Nel 2017 è stato emanato un decreto che ha consentito alle donne saudite di guidare. Questo successo si è ottenuto grazie alle numerose proteste da parte di gruppi di attivisti durante il movimento "Women to drive".

Loujain al-Hathlou, capofila di uno di questi gruppi, è stata incarcerata all’incirca tre anni fa, poco tempo prima dell’introduzione della nuova legge. La sua liberazione risale a poche settimane fa; Loujain al-Hathlou ha così dovuto passare oltre mille giorni in prigione solo per essersi battuta per il diritto alla guida.

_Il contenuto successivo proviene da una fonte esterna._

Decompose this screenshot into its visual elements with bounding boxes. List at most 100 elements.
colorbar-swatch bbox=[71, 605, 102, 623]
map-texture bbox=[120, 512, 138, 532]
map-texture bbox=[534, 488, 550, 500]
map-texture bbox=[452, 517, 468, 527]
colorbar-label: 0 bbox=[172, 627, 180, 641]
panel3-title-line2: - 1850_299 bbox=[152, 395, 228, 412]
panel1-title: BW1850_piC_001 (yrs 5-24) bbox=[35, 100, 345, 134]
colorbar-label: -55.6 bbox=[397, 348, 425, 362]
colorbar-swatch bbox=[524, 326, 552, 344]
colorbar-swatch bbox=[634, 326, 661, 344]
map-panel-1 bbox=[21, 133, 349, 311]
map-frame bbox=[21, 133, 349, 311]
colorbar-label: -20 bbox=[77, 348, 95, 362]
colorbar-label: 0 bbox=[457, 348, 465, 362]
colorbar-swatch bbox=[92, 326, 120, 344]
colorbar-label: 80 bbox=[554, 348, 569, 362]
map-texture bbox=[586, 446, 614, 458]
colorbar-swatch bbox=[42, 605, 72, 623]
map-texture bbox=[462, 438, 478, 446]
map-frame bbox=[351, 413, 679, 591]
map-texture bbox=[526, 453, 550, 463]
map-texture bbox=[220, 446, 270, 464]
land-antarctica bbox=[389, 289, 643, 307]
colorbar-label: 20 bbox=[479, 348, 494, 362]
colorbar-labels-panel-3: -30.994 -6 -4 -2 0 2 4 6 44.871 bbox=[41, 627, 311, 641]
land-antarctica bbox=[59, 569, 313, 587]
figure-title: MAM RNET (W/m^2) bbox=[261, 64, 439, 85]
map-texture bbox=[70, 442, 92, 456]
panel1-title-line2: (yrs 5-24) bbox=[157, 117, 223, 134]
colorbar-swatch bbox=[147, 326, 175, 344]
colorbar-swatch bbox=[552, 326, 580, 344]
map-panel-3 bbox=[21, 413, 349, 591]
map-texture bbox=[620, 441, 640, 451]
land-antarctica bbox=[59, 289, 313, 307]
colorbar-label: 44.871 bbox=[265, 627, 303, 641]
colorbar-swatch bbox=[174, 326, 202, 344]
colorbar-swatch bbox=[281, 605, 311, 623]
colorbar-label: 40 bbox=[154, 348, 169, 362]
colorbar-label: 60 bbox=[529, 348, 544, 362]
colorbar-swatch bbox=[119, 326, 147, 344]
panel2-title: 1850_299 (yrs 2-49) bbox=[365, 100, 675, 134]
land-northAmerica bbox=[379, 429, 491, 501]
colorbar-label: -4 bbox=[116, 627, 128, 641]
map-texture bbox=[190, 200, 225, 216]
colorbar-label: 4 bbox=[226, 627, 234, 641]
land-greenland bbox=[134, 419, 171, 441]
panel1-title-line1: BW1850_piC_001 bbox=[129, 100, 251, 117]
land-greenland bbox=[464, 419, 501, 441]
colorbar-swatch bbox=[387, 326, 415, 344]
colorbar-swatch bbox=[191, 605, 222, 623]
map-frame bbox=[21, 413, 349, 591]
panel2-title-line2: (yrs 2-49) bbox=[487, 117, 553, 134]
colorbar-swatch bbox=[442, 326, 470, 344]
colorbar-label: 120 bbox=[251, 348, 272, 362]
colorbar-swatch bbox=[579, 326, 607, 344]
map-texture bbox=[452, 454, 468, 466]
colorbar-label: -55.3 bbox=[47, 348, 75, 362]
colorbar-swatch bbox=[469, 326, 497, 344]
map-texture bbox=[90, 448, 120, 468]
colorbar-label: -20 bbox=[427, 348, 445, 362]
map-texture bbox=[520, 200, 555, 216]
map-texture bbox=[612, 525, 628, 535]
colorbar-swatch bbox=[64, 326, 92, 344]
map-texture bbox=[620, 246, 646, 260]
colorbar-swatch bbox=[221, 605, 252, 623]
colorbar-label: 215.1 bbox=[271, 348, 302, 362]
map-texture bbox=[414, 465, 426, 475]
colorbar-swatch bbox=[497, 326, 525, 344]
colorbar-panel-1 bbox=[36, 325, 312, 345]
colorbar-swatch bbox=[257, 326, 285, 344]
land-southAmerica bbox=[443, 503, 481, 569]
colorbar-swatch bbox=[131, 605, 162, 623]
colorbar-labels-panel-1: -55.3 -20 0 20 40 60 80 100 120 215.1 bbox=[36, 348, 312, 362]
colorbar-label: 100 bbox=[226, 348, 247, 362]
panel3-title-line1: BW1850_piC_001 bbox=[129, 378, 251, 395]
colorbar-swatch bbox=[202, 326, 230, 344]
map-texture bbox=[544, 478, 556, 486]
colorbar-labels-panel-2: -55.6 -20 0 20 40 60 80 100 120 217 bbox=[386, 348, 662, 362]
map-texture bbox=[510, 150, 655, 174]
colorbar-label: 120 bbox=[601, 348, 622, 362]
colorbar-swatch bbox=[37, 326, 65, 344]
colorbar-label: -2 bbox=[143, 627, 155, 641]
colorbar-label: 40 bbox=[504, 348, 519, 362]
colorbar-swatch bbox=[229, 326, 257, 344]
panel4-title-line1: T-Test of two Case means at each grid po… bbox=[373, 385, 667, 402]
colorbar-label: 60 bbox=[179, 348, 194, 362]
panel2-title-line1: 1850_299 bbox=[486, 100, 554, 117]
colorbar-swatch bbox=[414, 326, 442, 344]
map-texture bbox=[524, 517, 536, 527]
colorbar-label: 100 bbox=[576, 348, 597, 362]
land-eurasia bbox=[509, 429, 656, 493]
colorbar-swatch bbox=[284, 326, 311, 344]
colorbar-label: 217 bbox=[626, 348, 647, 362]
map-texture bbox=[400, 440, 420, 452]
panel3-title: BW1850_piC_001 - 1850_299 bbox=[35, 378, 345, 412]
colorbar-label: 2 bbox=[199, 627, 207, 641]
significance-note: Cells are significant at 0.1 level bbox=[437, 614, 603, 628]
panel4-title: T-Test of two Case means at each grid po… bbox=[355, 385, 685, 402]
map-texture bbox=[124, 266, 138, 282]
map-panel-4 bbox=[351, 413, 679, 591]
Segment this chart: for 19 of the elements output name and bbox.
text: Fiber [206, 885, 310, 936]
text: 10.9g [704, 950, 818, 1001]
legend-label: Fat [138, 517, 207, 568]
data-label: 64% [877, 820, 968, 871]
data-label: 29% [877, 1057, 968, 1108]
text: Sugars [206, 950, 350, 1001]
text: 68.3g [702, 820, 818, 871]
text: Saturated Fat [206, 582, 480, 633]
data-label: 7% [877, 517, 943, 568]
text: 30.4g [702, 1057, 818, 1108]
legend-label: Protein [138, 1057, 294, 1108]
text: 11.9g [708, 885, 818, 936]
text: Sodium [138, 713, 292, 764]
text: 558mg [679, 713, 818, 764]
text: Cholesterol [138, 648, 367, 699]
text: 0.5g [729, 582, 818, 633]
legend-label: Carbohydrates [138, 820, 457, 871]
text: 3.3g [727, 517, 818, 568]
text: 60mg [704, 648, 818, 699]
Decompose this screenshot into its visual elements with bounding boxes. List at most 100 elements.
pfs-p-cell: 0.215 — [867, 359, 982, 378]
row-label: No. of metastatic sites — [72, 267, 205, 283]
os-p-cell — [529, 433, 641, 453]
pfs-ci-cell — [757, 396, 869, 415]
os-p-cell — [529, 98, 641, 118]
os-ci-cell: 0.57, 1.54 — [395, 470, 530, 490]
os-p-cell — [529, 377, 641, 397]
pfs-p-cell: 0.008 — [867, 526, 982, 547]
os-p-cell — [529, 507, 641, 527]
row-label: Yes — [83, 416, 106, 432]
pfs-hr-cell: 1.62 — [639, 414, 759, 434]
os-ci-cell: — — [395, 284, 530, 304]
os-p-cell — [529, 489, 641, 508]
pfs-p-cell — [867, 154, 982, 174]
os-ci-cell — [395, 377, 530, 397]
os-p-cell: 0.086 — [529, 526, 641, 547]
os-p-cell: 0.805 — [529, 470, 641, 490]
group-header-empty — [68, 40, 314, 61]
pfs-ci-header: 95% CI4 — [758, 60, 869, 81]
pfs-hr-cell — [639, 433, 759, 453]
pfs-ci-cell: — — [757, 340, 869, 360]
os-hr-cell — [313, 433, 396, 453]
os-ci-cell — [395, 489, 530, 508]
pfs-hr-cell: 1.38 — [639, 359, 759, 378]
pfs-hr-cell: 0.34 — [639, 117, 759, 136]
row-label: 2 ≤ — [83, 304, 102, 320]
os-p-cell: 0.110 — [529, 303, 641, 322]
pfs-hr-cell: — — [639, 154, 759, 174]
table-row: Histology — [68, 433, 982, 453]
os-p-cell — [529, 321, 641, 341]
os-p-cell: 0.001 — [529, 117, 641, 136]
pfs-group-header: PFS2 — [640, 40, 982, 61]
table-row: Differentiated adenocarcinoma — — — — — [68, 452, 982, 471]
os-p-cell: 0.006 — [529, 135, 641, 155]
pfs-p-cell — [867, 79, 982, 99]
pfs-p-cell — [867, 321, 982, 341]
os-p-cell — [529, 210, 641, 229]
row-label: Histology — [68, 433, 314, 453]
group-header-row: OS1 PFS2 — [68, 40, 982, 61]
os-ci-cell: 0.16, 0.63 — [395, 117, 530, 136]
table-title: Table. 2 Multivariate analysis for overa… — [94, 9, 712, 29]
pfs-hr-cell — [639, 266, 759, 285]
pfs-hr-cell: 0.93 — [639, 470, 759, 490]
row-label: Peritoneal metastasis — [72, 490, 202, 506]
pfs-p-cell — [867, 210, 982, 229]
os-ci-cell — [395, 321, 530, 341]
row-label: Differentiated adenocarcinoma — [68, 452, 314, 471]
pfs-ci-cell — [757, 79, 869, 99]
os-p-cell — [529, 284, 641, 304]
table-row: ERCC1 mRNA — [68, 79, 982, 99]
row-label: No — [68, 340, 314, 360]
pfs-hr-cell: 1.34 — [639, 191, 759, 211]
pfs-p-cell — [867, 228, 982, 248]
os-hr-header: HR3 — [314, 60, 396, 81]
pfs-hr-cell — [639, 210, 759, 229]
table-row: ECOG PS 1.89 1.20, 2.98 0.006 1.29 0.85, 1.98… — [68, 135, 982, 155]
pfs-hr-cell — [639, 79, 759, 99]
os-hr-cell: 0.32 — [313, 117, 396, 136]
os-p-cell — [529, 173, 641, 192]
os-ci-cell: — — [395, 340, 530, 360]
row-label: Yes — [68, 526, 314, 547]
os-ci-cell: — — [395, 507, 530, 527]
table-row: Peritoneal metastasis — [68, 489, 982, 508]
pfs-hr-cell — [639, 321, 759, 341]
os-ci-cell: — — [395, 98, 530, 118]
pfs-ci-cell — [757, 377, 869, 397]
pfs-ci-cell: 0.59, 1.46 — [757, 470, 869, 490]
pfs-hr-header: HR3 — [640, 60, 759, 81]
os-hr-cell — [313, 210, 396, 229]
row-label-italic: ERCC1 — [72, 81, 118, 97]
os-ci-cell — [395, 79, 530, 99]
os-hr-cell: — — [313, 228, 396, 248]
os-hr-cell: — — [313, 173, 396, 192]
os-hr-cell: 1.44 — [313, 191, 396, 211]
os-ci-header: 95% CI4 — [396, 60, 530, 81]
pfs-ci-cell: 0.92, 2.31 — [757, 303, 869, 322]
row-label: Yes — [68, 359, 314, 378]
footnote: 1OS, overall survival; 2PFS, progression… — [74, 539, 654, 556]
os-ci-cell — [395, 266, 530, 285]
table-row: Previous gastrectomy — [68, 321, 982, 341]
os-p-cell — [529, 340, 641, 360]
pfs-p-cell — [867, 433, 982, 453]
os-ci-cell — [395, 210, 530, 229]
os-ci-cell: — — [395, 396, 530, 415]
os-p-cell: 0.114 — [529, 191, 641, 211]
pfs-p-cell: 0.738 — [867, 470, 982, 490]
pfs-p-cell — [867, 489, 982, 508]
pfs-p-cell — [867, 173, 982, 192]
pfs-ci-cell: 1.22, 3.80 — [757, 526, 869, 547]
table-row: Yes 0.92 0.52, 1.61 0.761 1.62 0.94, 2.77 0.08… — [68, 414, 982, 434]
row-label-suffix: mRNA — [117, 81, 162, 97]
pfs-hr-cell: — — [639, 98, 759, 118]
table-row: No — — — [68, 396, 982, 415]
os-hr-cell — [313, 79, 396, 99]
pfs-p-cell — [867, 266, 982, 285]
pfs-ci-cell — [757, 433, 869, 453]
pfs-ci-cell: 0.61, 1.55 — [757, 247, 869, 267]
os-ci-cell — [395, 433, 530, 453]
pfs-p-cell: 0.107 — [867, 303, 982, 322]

In seguito all’emanazione di tale legge, si è poi creato il problema dell’assenza di istruttrici di guida, tanto che il Paese è stato costretto a lanciare un appello a tutte le associazioni di autoscuola europee. Le istruttrici di guida dovevano comunque rispondere a requisiti specifici: avere come minimo cinque anni di esperienza, conoscere l’inglese e possibilmente anche l’arabo, ma soprattutto essere donne. Quest’ultimo requisito è necessario per il fatto che ancora oggi le leggi dell’Arabia Saudita impediscono il contatto tra maschi e femmine al di fuori delle mura domestiche.

Se ci spostiamo in Qatar, le giocatrici di Beach Volley hanno ottenuto il permesso di giocare con il tipico bikini sportivo, durante il prestigioso Beach Volleyball Word Tour che si è tenuto tra l’8 ed il 12 marzo. Inizialmente era stato consigliato un dress code che prevedeva una divisa composta da maglietta e pantaloni. Tale imposizione non è stata accettata di buon grado dalle giocatrici; Karla Borger e Julia Sude, due ragazze appartenenti alla nazionale tedesca di beach volley, hanno minacciato di boicottare il torneo se non fosse stata eliminata tale regola. Questa protesta si è poi estesa a numerose colleghe di altre nazionalità.

Alla fine gli organizzatori, preoccupati delle importanti perdite economiche se il torneo non si fosse tenuto, hanno concesso ad ogni squadra la libertà di giocare abbigliata secondo le proprie tradizioni e con la propria divisa.

La battaglia per la conquista dei diritti della donna ha avuto quindi la sua vittoria, ma non per le giuste motivazioni.